ああ、どれだけ策を弄しても、この弟にだけは自分は勝てないようだ。
そう諦めたのはいつの頃だったか。
「私はおまえに懺悔せねばならん。だがそれは今ではない」
「陛下?」
「もし万が一私が倒れ、それでもおまえが真実を知りたいと望むならば――クロエ・クラインという神官を頼れ。師と違って信頼に足る小僧だ。……いや、もう一人前の男になっている年頃か」
「陛下の口から話してはくれないのですか?」
「ああ。何せこの通りに捻くれた男なのでな。例え死の間際でも本音など漏らせん」
「では試しに死に際まで陛下のおそばに居させていただきます」
「本当におまえたちは私の話を聞かんな」
さっさと離れろというのに言うことを聞かない小娘に、ジェロームは顔をしかめながらも内心で笑う。
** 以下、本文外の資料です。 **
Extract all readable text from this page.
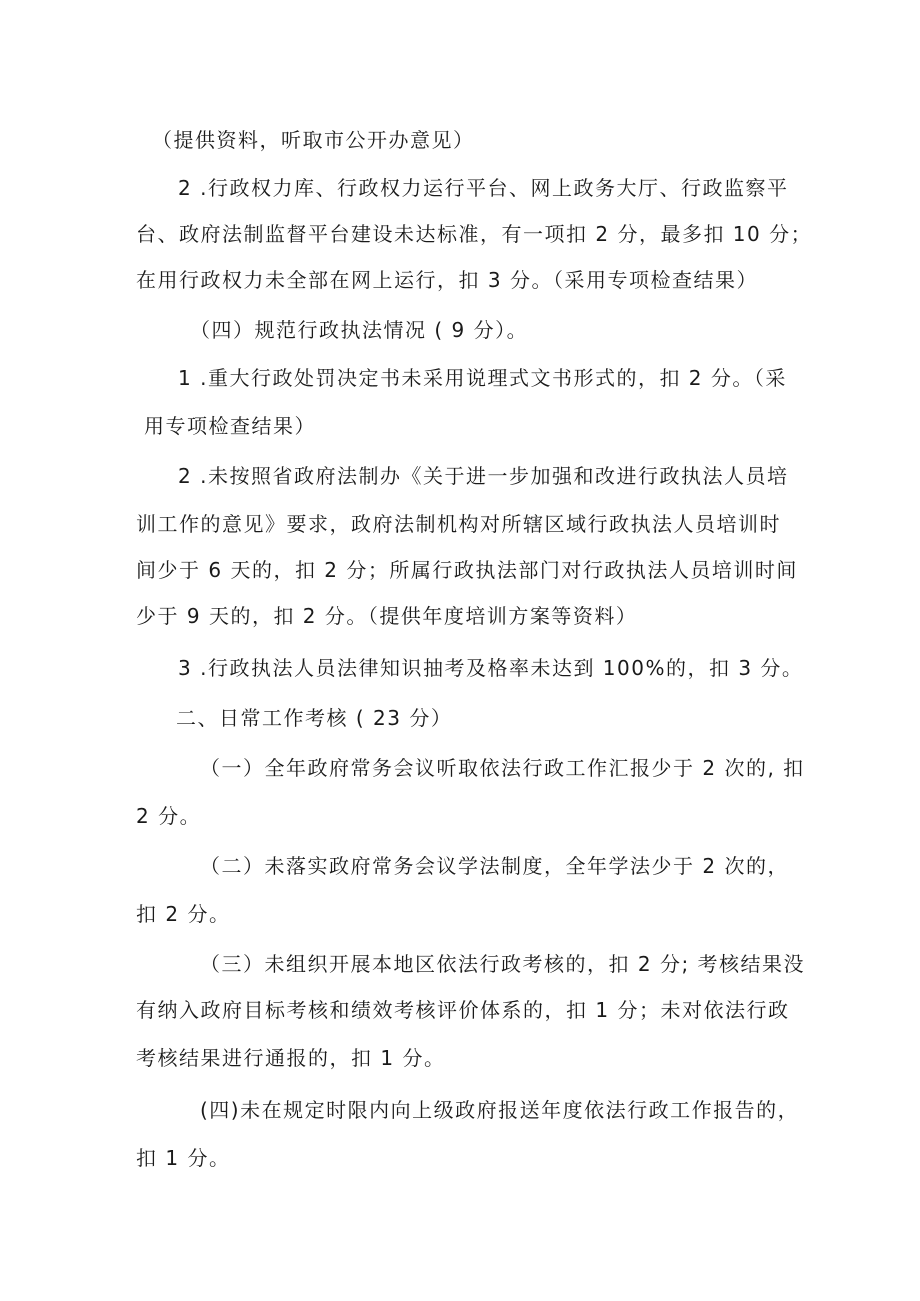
（提供资料，听取市公开办意见）
2 .行政权力库、行政权力运行平台、网上政务大厅、行政监察平
台、政府法制监督平台建设未达标准，有一项扣 2 分，最多扣 10 分；
在用行政权力未全部在网上运行，扣 3 分。（采用专项检查结果）
（四）规范行政执法情况 ( 9 分）。
1 .重大行政处罚决定书未采用说理式文书形式的，扣 2 分。（采
用专项检查结果）
2 .未按照省政府法制办《关于进一步加强和改进行政执法人员培
训工作的意见》要求，政府法制机构对所辖区域行政执法人员培训时
间少于 6 天的，扣 2 分；所属行政执法部门对行政执法人员培训时间
少于 9 天的，扣 2 分。（提供年度培训方案等资料）
3 .行政执法人员法律知识抽考及格率未达到 100%的，扣 3 分。
二、日常工作考核 ( 23 分）
（一）全年政府常务会议听取依法行政工作汇报少于 2 次的, 扣
2 分。
（二）未落实政府常务会议学法制度，全年学法少于 2 次的，
扣 2 分。
（三）未组织开展本地区依法行政考核的，扣 2 分; 考核结果没
有纳入政府目标考核和绩效考核评价体系的，扣 1 分；未对依法行政
考核结果进行通报的，扣 1 分。
(四)未在规定时限内向上级政府报送年度依法行政工作报告的，
扣 1 分。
こうやって言うことをきかない弟を放っておけなくて、父王に逆らい戦に出て英雄などと呼ばれる羽目になったのだったか。
「まあよい。どうせ今から逃げろと言うのも無茶な話。だが次の機会には縄で縛ってでも帰らせるぞ」
「では縄抜けの練習をしておきます」
「たわけ」
いくら言っても口の減らないシドニーに、ジェロームは不機嫌そうに鼻を鳴らし、内心で笑った。